USD bouncing back, GBP trickles lower
GBP/EUR: A tumble in the last few days, as renewed selling pressure began for GBP. This morning’s weaker than expected inflation data hasn’t helped GBP which has been sitting at recent highs vs EUR due to confidence around the UK’s recovery path and vaccination roll-out.
GBP/EUR is also under pressure as the EUR gained ground after French and German PMI data was better than expected. Currently at 1.1590, the pair hasn’t broken any key levels, but more negative GBP data could extend losses for the pair.
These Eurozone Manufacturing PMI stats may seem benign, but underlying improvements in manufacturing (from 57.9 in Feb to 62.4 in March) and business confidence will serve to counter weakness in the service sector in Europe. Economists know that the service sector recovery may be difficult, but with other positive data, the Eurozone economic recovery might be better than expected – even in the face of Poland, France and Germany in new lockdowns.

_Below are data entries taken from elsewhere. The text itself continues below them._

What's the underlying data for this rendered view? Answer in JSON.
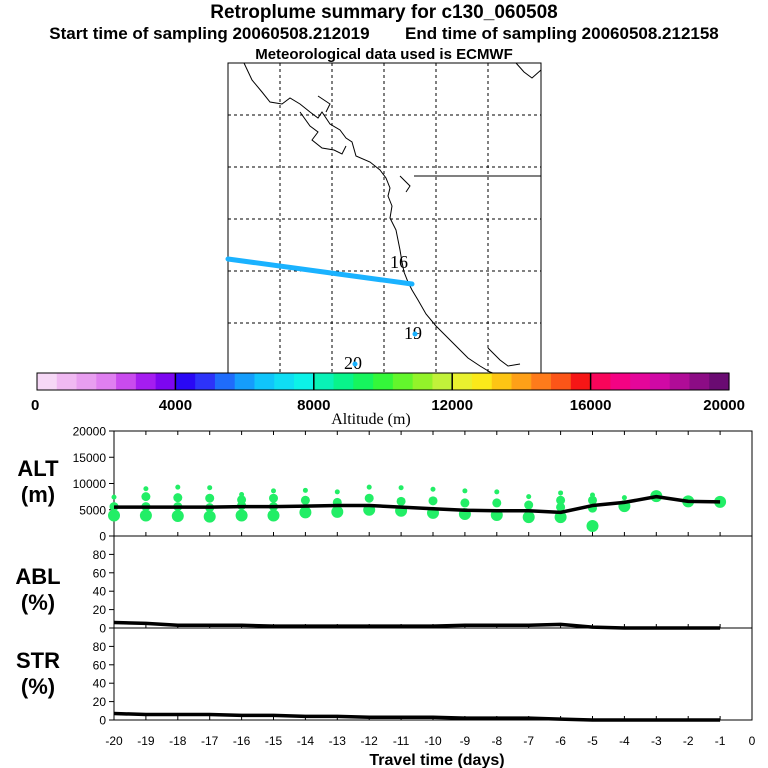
{
  "header": {
    "title": "Retroplume summary for c130_060508",
    "start_label": "Start time of sampling 20060508.212019",
    "end_label": "End time of sampling 20060508.212158",
    "met_label": "Meteorological data used is ECMWF"
  },
  "map": {
    "trajectory_color": "#1ab2ff",
    "labels": [
      {
        "text": "16"
      },
      {
        "text": "19"
      },
      {
        "text": "20"
      }
    ]
  },
  "colorbar": {
    "colors": [
      "#f6d8f6",
      "#f0b9f2",
      "#e89ef0",
      "#df7ff0",
      "#c94bee",
      "#a51df0",
      "#7d06f0",
      "#2a08f5",
      "#2d33f9",
      "#1f6cfb",
      "#159dfc",
      "#10c5fb",
      "#0fdef4",
      "#0cf2e8",
      "#09f2b7",
      "#08f48b",
      "#16f55e",
      "#34f73a",
      "#63f62c",
      "#93f32a",
      "#c1f23a",
      "#e9f12f",
      "#fbe91a",
      "#fdc514",
      "#fea018",
      "#fe7b1b",
      "#fc5518",
      "#f61616",
      "#f8055a",
      "#f40283",
      "#e5069a",
      "#d009a5",
      "#b00c97",
      "#8c0c85",
      "#6a0b72"
    ],
    "ticks": [
      "0",
      "4000",
      "8000",
      "12000",
      "16000",
      "20000"
    ],
    "title": "Altitude (m)"
  },
  "chart_data": [
    {
      "type": "line",
      "panel": "ALT",
      "ylabel": [
        "ALT",
        "(m)"
      ],
      "xlim": [
        -20,
        0
      ],
      "ylim": [
        0,
        20000
      ],
      "yticks": [
        "20000",
        "15000",
        "10000",
        "5000",
        "0"
      ],
      "x": [
        -20,
        -19,
        -18,
        -17,
        -16,
        -15,
        -14,
        -13,
        -12,
        -11,
        -10,
        -9,
        -8,
        -7,
        -6,
        -5,
        -4,
        -3,
        -2,
        -1
      ],
      "mean": [
        5500,
        5500,
        5500,
        5500,
        5600,
        5600,
        5700,
        5800,
        5800,
        5500,
        5200,
        4900,
        4800,
        4800,
        4500,
        5800,
        6400,
        7500,
        6600,
        6500
      ],
      "scatter_color": "#22ee66",
      "scatter": [
        {
          "x": -20,
          "alts": [
            3900,
            5600,
            7400
          ]
        },
        {
          "x": -19,
          "alts": [
            3900,
            5600,
            7500,
            9000
          ]
        },
        {
          "x": -18,
          "alts": [
            3800,
            5600,
            7300,
            9300
          ]
        },
        {
          "x": -17,
          "alts": [
            3700,
            5400,
            7200,
            9200
          ]
        },
        {
          "x": -16,
          "alts": [
            3900,
            5800,
            6900,
            7900
          ]
        },
        {
          "x": -15,
          "alts": [
            3900,
            5600,
            7200,
            8600
          ]
        },
        {
          "x": -14,
          "alts": [
            4500,
            6800,
            8700
          ]
        },
        {
          "x": -13,
          "alts": [
            4600,
            6400,
            8400
          ]
        },
        {
          "x": -12,
          "alts": [
            5000,
            7200,
            9300
          ]
        },
        {
          "x": -11,
          "alts": [
            4800,
            6600,
            9200
          ]
        },
        {
          "x": -10,
          "alts": [
            4400,
            6700,
            8900
          ]
        },
        {
          "x": -9,
          "alts": [
            4200,
            6300,
            8600
          ]
        },
        {
          "x": -8,
          "alts": [
            4000,
            6300,
            8400
          ]
        },
        {
          "x": -7,
          "alts": [
            3600,
            5900,
            7500
          ]
        },
        {
          "x": -6,
          "alts": [
            3600,
            5500,
            6800,
            8200
          ]
        },
        {
          "x": -5,
          "alts": [
            1900,
            5300,
            6800,
            7800
          ]
        },
        {
          "x": -4,
          "alts": [
            5700,
            7300
          ]
        },
        {
          "x": -3,
          "alts": [
            7600
          ]
        },
        {
          "x": -2,
          "alts": [
            6600
          ]
        },
        {
          "x": -1,
          "alts": [
            6500
          ]
        }
      ]
    },
    {
      "type": "line",
      "panel": "ABL",
      "ylabel": [
        "ABL",
        "(%)"
      ],
      "xlim": [
        -20,
        0
      ],
      "ylim": [
        0,
        100
      ],
      "yticks": [
        "80",
        "60",
        "40",
        "20",
        "0"
      ],
      "x": [
        -20,
        -19,
        -18,
        -17,
        -16,
        -15,
        -14,
        -13,
        -12,
        -11,
        -10,
        -9,
        -8,
        -7,
        -6,
        -5,
        -4,
        -3,
        -2,
        -1
      ],
      "values": [
        6,
        5,
        3,
        3,
        3,
        2,
        2,
        2,
        2,
        2,
        2,
        3,
        3,
        3,
        4,
        1,
        0,
        0,
        0,
        0
      ]
    },
    {
      "type": "line",
      "panel": "STR",
      "ylabel": [
        "STR",
        "(%)"
      ],
      "xlim": [
        -20,
        0
      ],
      "ylim": [
        0,
        100
      ],
      "yticks": [
        "80",
        "60",
        "40",
        "20",
        "0"
      ],
      "x": [
        -20,
        -19,
        -18,
        -17,
        -16,
        -15,
        -14,
        -13,
        -12,
        -11,
        -10,
        -9,
        -8,
        -7,
        -6,
        -5,
        -4,
        -3,
        -2,
        -1
      ],
      "values": [
        7,
        6,
        6,
        6,
        5,
        5,
        4,
        4,
        3,
        3,
        3,
        2,
        2,
        2,
        1,
        0,
        0,
        0,
        0,
        0
      ],
      "xlabel": "Travel time (days)",
      "xticks": [
        "-20",
        "-19",
        "-18",
        "-17",
        "-16",
        "-15",
        "-14",
        "-13",
        "-12",
        "-11",
        "-10",
        "-9",
        "-8",
        "-7",
        "-6",
        "-5",
        "-4",
        "-3",
        "-2",
        "-1",
        "0"
      ]
    }
  ]
}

As Chris Williamson at HIS Markit says:
“The Eurozone service sector remains the economy’s weak spot, but even here the rate of decline moderated in March as companies benefited from the manufacturing sector’s upturn, customers adapted to life during a pandemic and prospects remained relatively upbeat.”
Despite all of this positivity, a slow vaccination program is sure to pressure the EURO.
USD: Strengthened since later last week as impressive vaccination numbers come from the US, where parts of the economy are gradually opening up. The well-documented rise in US yields has held up the USD, alongside the approval of the US fiscal stimulus package pointing to continued support for households and businesses. EUR/USD was pushed lower – now at 1.1810 – the lowest level of 2021.
The market knows that any USD strength will be capped by the US Federal Reserve which has committed to maintaining a ‘mega-accommodative’ stance in the medium term, until inflation and employment have made ‘substantial further progress’. The USD is a lively place this week, with yet Sino-US relations in the spotlight again, more speeches from Fed Chair Powell today, GDP data on Thursday and Income data on Friday.
AUD: Hurt by the USD bounce-back (a 1.5% fall in AUD-USD overnigh), and the market is targeting the critical 0.7500 level where the currency will be vulnerable. Hitting the year to date lows around 0.7565 wont help – in fact the market ignored decent AUD data, instead concentrating on buying USD! The Central Bank has continued a very dovish stance in recent days, but counter to this is the story of global economic recovery, which will bring buyers back to AUD and NZD as risk appetite picks up again. Traders are treading this balance very carefully at the moment. As always with CAD, AUD and NZD – timing is everything!